New York City – The i3 would not have been built if the vehicle did not have a significant weight advantage over an equivalently sized car. While electrical motors are extremely efficient, much more so than an internal combustion engine, the energy density of batteries is no where near that of gasoline or diesel. And that limits range and performance.

BMW had to ensure that the i3 would have decent alacrity when accelerating and sufficient range to make it palatable for potential purchasers. The key to that for the i sub-brand was reducing weight. So typical steel construction was out. And even an all aluminum chassis would not have paired the requisite weight to ensure the range/performance required of a BMW.


Reducing weight in a vehicle starts a virtuous cycle. Reduce structural weight and you can reduce the weight of the suspension, brakes, and – critically for the i3 – the number, hence weight, of batteries. It was thought carbon fiber reinforced plastic (CFRP) would be an ideal material to build the i3 from subsequently.

But nobody had attempted to mass manufacture a CFRP chassis before. Yes, BMW had experimented with CFRP construction with, among other things, the BMW Z29. And there were small volume cars built by other manufacturers from CFRP – but the hand work and costs were (and are) astronomical for those vehicles. There was no known economically feasible way of using the typical CFRP process, the layup of pre-preg carbon fiber woven cloth, bagging the part so that air can be removed, pulling the air out of the bag with a vacuum, and then curing the bagged part in an autoclave for hours.

BMW had been using CFRP for over 10 years, for M car roof panels as an example.

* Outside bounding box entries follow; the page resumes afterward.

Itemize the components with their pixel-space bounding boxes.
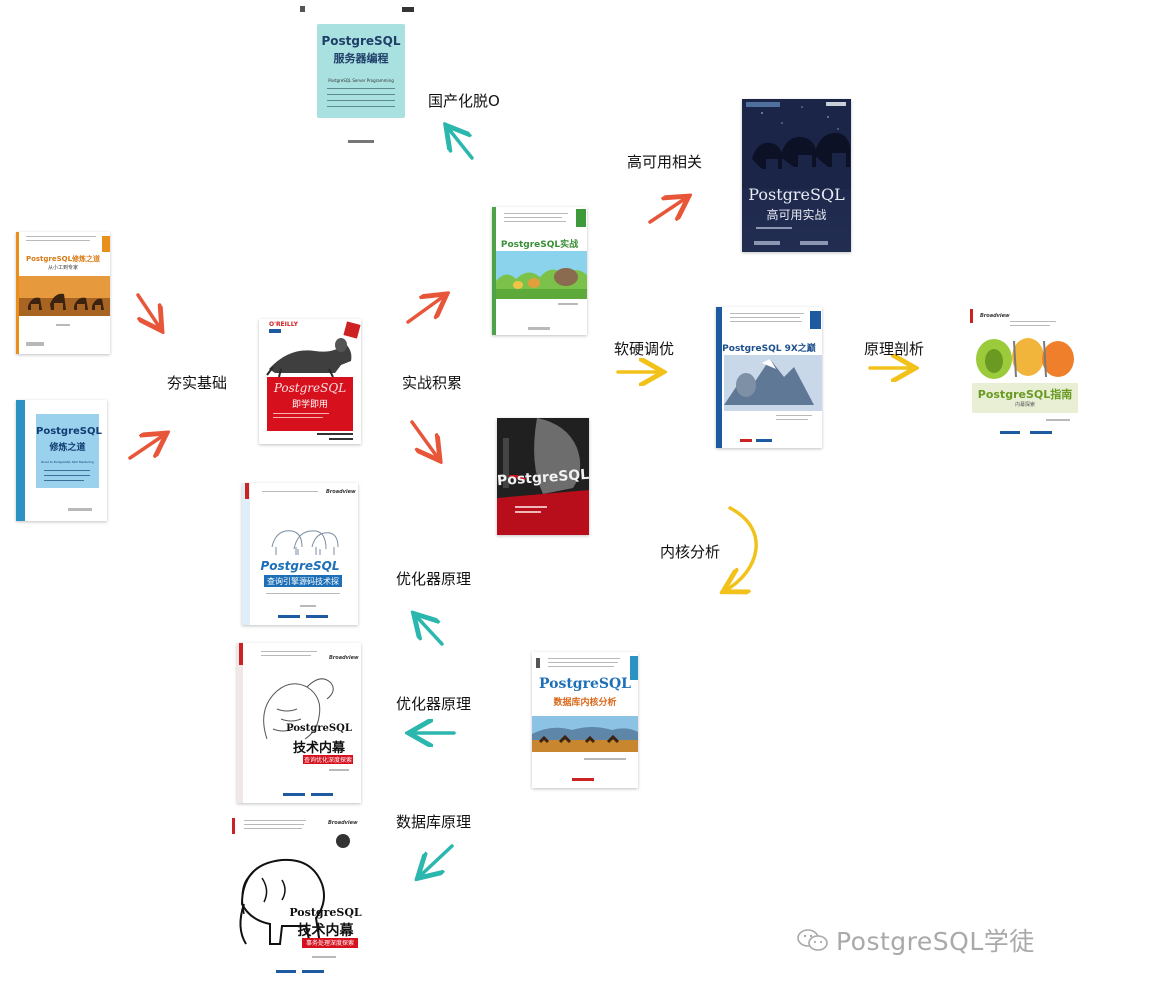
- arrow-to-query-engine: [416, 616, 444, 646]
- jixue-title: PostgreSQL: [273, 381, 347, 395]
- insider-opt-elephant-image: [263, 678, 334, 740]
- arrow-xiulian-to-hangshi: [136, 293, 160, 328]
- book-9x: PostgreSQL 9X之巅: [716, 307, 822, 448]
- insider-tx-tag: 事务处理深度探索: [305, 940, 354, 947]
- label-ruanying: 软硬调优: [614, 340, 675, 358]
- book-guide: Broadview PostgreSQL指南 内幕探索: [970, 309, 1080, 442]
- book-practice: PostgreSQL实战: [492, 207, 587, 335]
- guide-subtitle: 内幕探索: [1014, 402, 1035, 408]
- kernel-title: PostgreSQL: [538, 676, 632, 692]
- arrow-to-insider-tx: [420, 844, 454, 876]
- jixue-animal-image: [266, 338, 352, 377]
- book-jixue: O'REILLY PostgreSQL 即学即用: [259, 319, 361, 444]
- book-insider-opt: Broadview PostgreSQL 技术内幕 查询优化深度探索: [237, 643, 361, 803]
- insider-tx-title: PostgreSQL: [289, 906, 362, 919]
- label-yuanli: 原理剖析: [864, 340, 925, 358]
- server-programming-subtitle: 服务器编程: [333, 52, 389, 65]
- kernel-savanna-image: [532, 716, 638, 752]
- book-xiulian-blue: PostgreSQL 修炼之道 Road to PostgreSQL Skill…: [16, 400, 107, 521]
- label-youhuaqi-1: 优化器原理: [396, 570, 472, 588]
- xiulian-orange-title: PostgreSQL修炼之道: [25, 255, 101, 263]
- label-hangshi: 夯实基础: [167, 374, 228, 392]
- label-youhuaqi-2: 优化器原理: [396, 695, 472, 713]
- label-shujuku: 数据库原理: [396, 813, 472, 831]
- book-insider-tx: Broadview PostgreSQL 技术内幕 事务处理深度探索: [232, 814, 363, 980]
- ha-subtitle: 高可用实战: [766, 208, 827, 222]
- book-kernel: PostgreSQL 数据库内核分析: [532, 652, 638, 788]
- arrow-to-practice: [406, 296, 444, 324]
- kernel-subtitle: 数据库内核分析: [553, 698, 617, 708]
- arrow-to-dark-book: [410, 420, 438, 458]
- book-query-engine: Broadview PostgreSQL 查询引擎源码技术探析: [242, 483, 358, 625]
- watermark: PostgreSQL学徒: [796, 922, 1035, 958]
- xiulian-orange-subtitle: 从小工到专家: [47, 265, 78, 271]
- guide-title: PostgreSQL指南: [977, 388, 1073, 401]
- arrow-to-kernel: [726, 506, 758, 590]
- 9x-title: PostgreSQL 9X之巅: [722, 344, 816, 354]
- practice-jungle-image: [496, 251, 587, 299]
- jixue-brand: O'REILLY: [269, 321, 298, 328]
- label-gaokeyong: 高可用相关: [627, 153, 703, 171]
- query-engine-brand: Broadview: [326, 489, 356, 495]
- insider-tx-subtitle: 技术内幕: [297, 923, 354, 939]
- server-programming-title: PostgreSQL: [321, 34, 401, 48]
- arrow-to-ha: [648, 198, 686, 224]
- query-engine-elephants-image: [271, 530, 339, 555]
- insider-opt-title: PostgreSQL: [286, 723, 352, 734]
- insider-tx-brand: Broadview: [328, 820, 358, 826]
- 9x-mountain-image: [724, 355, 822, 411]
- wechat-icon: [796, 927, 830, 953]
- insider-opt-tag: 查询优化深度探索: [303, 757, 352, 764]
- watermark-text: PostgreSQL学徒: [836, 927, 1035, 956]
- book-ha: PostgreSQL 高可用实战: [742, 99, 851, 252]
- xiulian-orange-image: [19, 276, 110, 316]
- book-server-programming: PostgreSQL 服务器编程 PostgreSQL Server Progr…: [300, 4, 422, 152]
- label-shizhan: 实战积累: [402, 374, 463, 392]
- ha-elephants-image: [742, 99, 851, 189]
- guide-fruit-image: [976, 338, 1074, 379]
- practice-title: PostgreSQL实战: [500, 240, 579, 250]
- arrow-xiulian2-to-hangshi: [128, 435, 164, 460]
- query-engine-title: PostgreSQL: [260, 559, 340, 573]
- insider-opt-brand: Broadview: [329, 655, 359, 661]
- xiulian-blue-en: Road to PostgreSQL Skill Mastering: [41, 460, 94, 464]
- label-neihe: 内核分析: [660, 543, 721, 561]
- insider-tx-elephant-image: [239, 858, 325, 945]
- xiulian-blue-title: PostgreSQL: [36, 426, 102, 437]
- insider-opt-subtitle: 技术内幕: [292, 741, 345, 756]
- label-guochanhua: 国产化脱O: [428, 92, 500, 110]
- arrow-to-server-programming: [448, 128, 474, 160]
- query-engine-subtitle: 查询引擎源码技术探析: [267, 577, 339, 597]
- dark-elephant-image: [497, 418, 589, 535]
- book-xiulian-orange: PostgreSQL修炼之道 从小工到专家: [16, 232, 110, 354]
- ha-title: PostgreSQL: [748, 185, 845, 204]
- jixue-subtitle: 即学即用: [291, 400, 328, 410]
- book-dark: PostgreSQL: [497, 418, 589, 535]
- server-programming-en: PostgreSQL Server Programming: [328, 78, 394, 83]
- xiulian-blue-subtitle: 修炼之道: [49, 443, 86, 453]
- guide-brand: Broadview: [980, 313, 1010, 319]
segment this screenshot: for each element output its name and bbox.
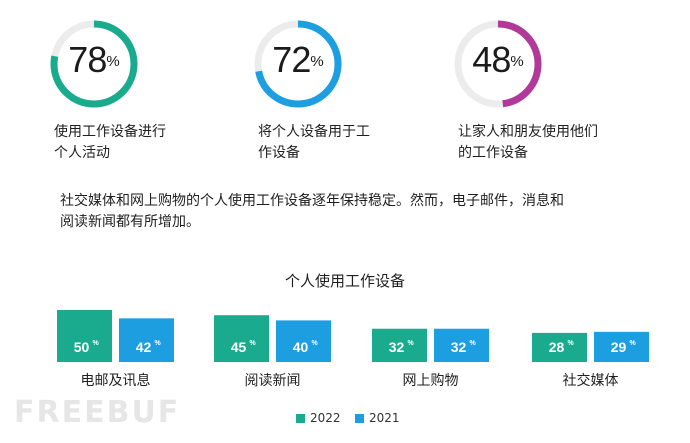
stat-ring-progress xyxy=(254,20,342,108)
stat-caption: 将个人设备用于工 作设备 xyxy=(258,124,370,161)
stat-ring xyxy=(454,20,542,108)
category-label: 社交媒体 xyxy=(563,372,619,389)
bar-value-unit: % xyxy=(312,340,319,347)
legend-item-2022: 2022 xyxy=(296,411,341,425)
stat-caption: 让家人和朋友使用他们 的工作设备 xyxy=(458,124,598,161)
chart-title: 个人使用工作设备 xyxy=(284,272,405,290)
stat-ring-progress xyxy=(50,20,138,108)
bar-value-label: 50 xyxy=(74,339,90,355)
category-label: 阅读新闻 xyxy=(245,372,301,389)
bar-2021-2 xyxy=(434,328,489,362)
stat-value: 72% xyxy=(272,39,324,80)
stat-value: 48% xyxy=(472,39,524,80)
watermark-logo: FREEBUF xyxy=(14,395,181,430)
bar-value-label: 29 xyxy=(611,339,627,355)
stat-caption: 使用工作设备进行 个人活动 xyxy=(54,124,166,161)
bar-value-label: 28 xyxy=(549,339,565,355)
bar-value-label: 32 xyxy=(451,339,467,355)
bar-value-label: 45 xyxy=(231,339,247,355)
bar-value-unit: % xyxy=(93,340,100,347)
bar-value-label: 32 xyxy=(389,339,405,355)
stat-ring-progress xyxy=(454,20,542,108)
bar-value-unit: % xyxy=(250,340,257,347)
bar-2022-0 xyxy=(57,310,112,362)
bar-value-label: 40 xyxy=(293,339,309,355)
bar-value-unit: % xyxy=(568,340,575,347)
stat-value: 78% xyxy=(68,39,120,80)
bar-value-unit: % xyxy=(470,340,477,347)
legend-swatch xyxy=(296,414,305,423)
summary-text: 社交媒体和网上购物的个人使用工作设备逐年保持稳定。然而，电子邮件，消息和 阅读新… xyxy=(60,193,564,230)
bar-2022-1 xyxy=(214,315,269,362)
bar-2021-0 xyxy=(119,318,174,362)
bar-2022-3 xyxy=(532,332,587,362)
category-label: 网上购物 xyxy=(403,373,459,389)
bar-2021-3 xyxy=(594,331,649,362)
bar-value-label: 42 xyxy=(136,339,152,355)
legend-swatch xyxy=(355,414,364,423)
bar-value-unit: % xyxy=(630,340,637,347)
stat-ring xyxy=(254,20,342,108)
stat-ring xyxy=(50,20,138,108)
bar-value-unit: % xyxy=(155,340,162,347)
bar-2022-2 xyxy=(372,328,427,362)
legend-item-2021: 2021 xyxy=(355,411,400,425)
bar-value-unit: % xyxy=(408,340,415,347)
bar-2021-1 xyxy=(276,320,331,362)
category-label: 电邮及讯息 xyxy=(81,372,151,389)
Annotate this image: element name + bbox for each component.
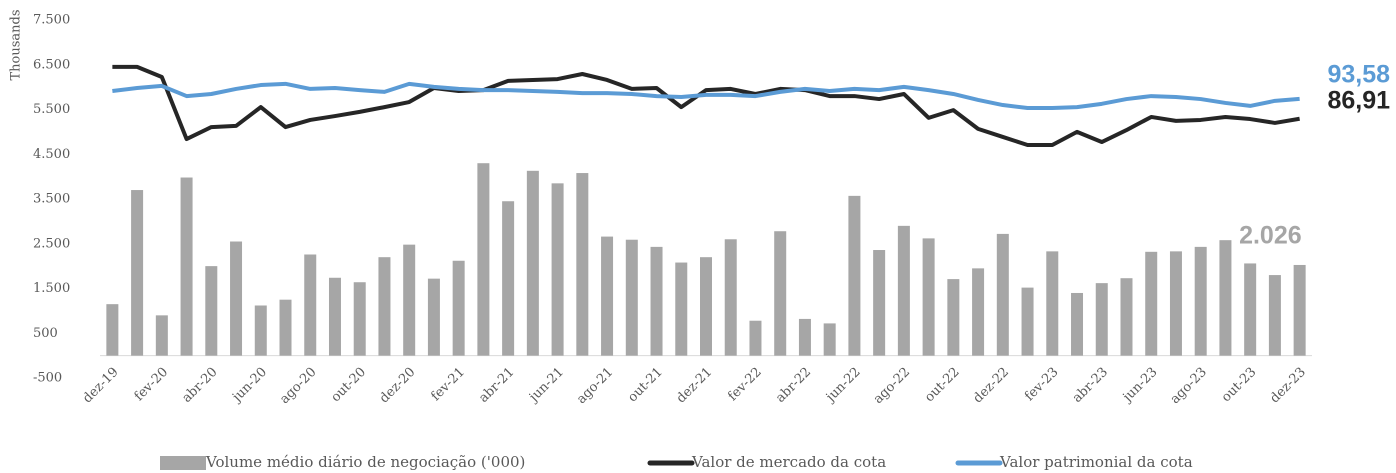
bar [1219,240,1232,356]
bar [254,305,267,356]
bar [947,279,960,356]
bar [304,254,317,356]
bar [625,239,638,356]
legend-label: Valor de mercado da cota [691,453,886,471]
bar [1021,287,1034,356]
x-tick-label: fev-21 [429,365,468,404]
data-label: 2.026 [1239,222,1302,250]
bar [724,239,737,356]
x-tick-label: jun-21 [525,365,567,407]
bar [106,304,119,356]
bar [1071,292,1084,356]
bar [1145,251,1158,356]
bar [675,262,688,356]
legend-label: Volume médio diário de negociação ('000) [205,453,525,471]
bar [551,183,564,356]
bar [378,257,391,356]
y-tick-label: 7.500 [33,13,70,28]
data-label: 93,58 [1327,60,1390,88]
bar [576,173,589,356]
x-tick-label: abr-21 [476,365,517,406]
bar [180,177,193,356]
x-tick-label: dez-21 [674,365,716,407]
bar [477,163,490,356]
x-tick-label: fev-23 [1022,365,1061,404]
bar [155,315,168,356]
x-tick-label: out-22 [922,365,963,406]
y-tick-label: 500 [33,326,58,341]
bar [1095,283,1108,356]
data-label: 86,91 [1327,86,1390,114]
bar [798,318,811,356]
y-tick-label: 5.500 [33,102,70,117]
x-tick-label: out-23 [1219,365,1260,406]
x-tick-label: ago-21 [574,365,616,407]
bar [650,246,663,356]
bar [452,260,465,356]
bar [897,225,910,356]
y-axis-title: Thousands [9,9,24,80]
x-tick-label: fev-22 [725,365,764,404]
y-tick-label: 6.500 [33,57,70,72]
x-tick-label: out-20 [328,365,369,406]
bar [1194,246,1207,356]
x-tick-label: dez-20 [377,365,419,407]
bar [922,238,935,356]
bar [1244,263,1257,356]
bar [1293,264,1306,356]
bar [427,278,440,356]
legend-swatch [160,456,206,470]
bar [502,201,515,356]
bar [873,250,886,356]
bar [996,233,1009,356]
x-tick-label: jun-23 [1119,365,1161,407]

BMW had also begun experimenting with building CFRP panels using a resin transfer molding (RTM) process. In discussing the use of CFRP for the i3 with Mr. Daniel Schaefer, Head of Production Concept BMW i, he mentioned that roof panels are a good place to start when learning how to build CFRP. They are relatively uncomplicated compared to other panels.


And it was emphasized that the process of learning how to build CFRP panels using RTM machinery was the critical piece of the puzzle. The RTM tools, carbon fiber ‘cloth’, and other odds and ends are readily available on the market. What isn’t readily available is the knowledge of how to successfully create a body panel in the short cycle times to allow for profitable production that BMW required for the i3.

BMW uses RTM presses available to anyone. In fact two of BMW’s German competitors have purchased the same presses that BMW uses. What they don’t have is BMW’s exclusive processes or access to specially created carbon fiber ‘yarn’. In talking to Dr. Joerg Pohlmann, Managing Director SGL Automotive Carbon Fibers, BMW does not use one of the off-the-shelf carbon fiber products that SGL produces, rather BMW gets a bespoke (custom) product from SGL.

In addition, BMW does not use a typical woven fabric to produce the pre-forms for the body panels. It is another piece of the experience that has led them to a highly optimized process. What Mr. Schaefer explained is that BMW’s years of carbon fiber experience produces a method (patented process) that allows them to quickly inject resin under very high pressure on one side of a complex mold and pull air and the resin through the mold with a vacuum in a very short period of time.

When you think about the process of injecting resin into multiple layers of specially ‘sewn’ carbon fibers – each oriented at a slightly different, but specific, angle for strength – and ensuring that the resin has penetrated evenly to every cubic micrometer of the panel, then heating it to cure and pulling the whole piece, complete, from the press in less than ten minutes, your head will spin. And it is this specific knowledge that separates BMW from its competitors.

One estimate was that it would take around five years of experimentation (and a very good engineering staff) to arrive at where BMW is at today with the CFRP process. That explains a lot about why Toyota was interested in working with BMW. (Read Bertel Schmitt’s article on the LF-A to gain an understanding of where Toyota was at with producing CFRP panels.)

And while carbon fiber, kg-to-kg, is more expensive than aluminum or steel, a kg of carbon fiber ‘stretches’ a bit further than either aluminum or steel and requires fewer production steps than steel (for example). It is in the energy/water savings in the production process that will make CFRP profitable. And BMW has stated that the i3 will be profitable.

Given BMW’s head start in mass production of CFRP panels, where are they headed? BMWblog asked Dr. Pohlmann if the SGL facility at Moses Lake, WA has room for expansion and he answered in the affirmative. In addition there is sufficient hydro-electric power available to expand and produce carbon fiber. When asked about the cost of the carbon fiber, Dr. Pohlmann mentioned that is was a bit less expensive than other producers given the cost of the electricity used, but certainly not a huge difference. But when you are contemplating expanding the production of CFRP body panels, every little bit helps the bottom line.

It’s a long trip from polyacrylonitrile (PAN) fiber to a completed CFRP body panel; from Moses Lake, WA USA, to Wackersdorf, Landshut, and eventually Leipzig, Germany, but the i models could not have been realized without BMW’s CFRP production processes.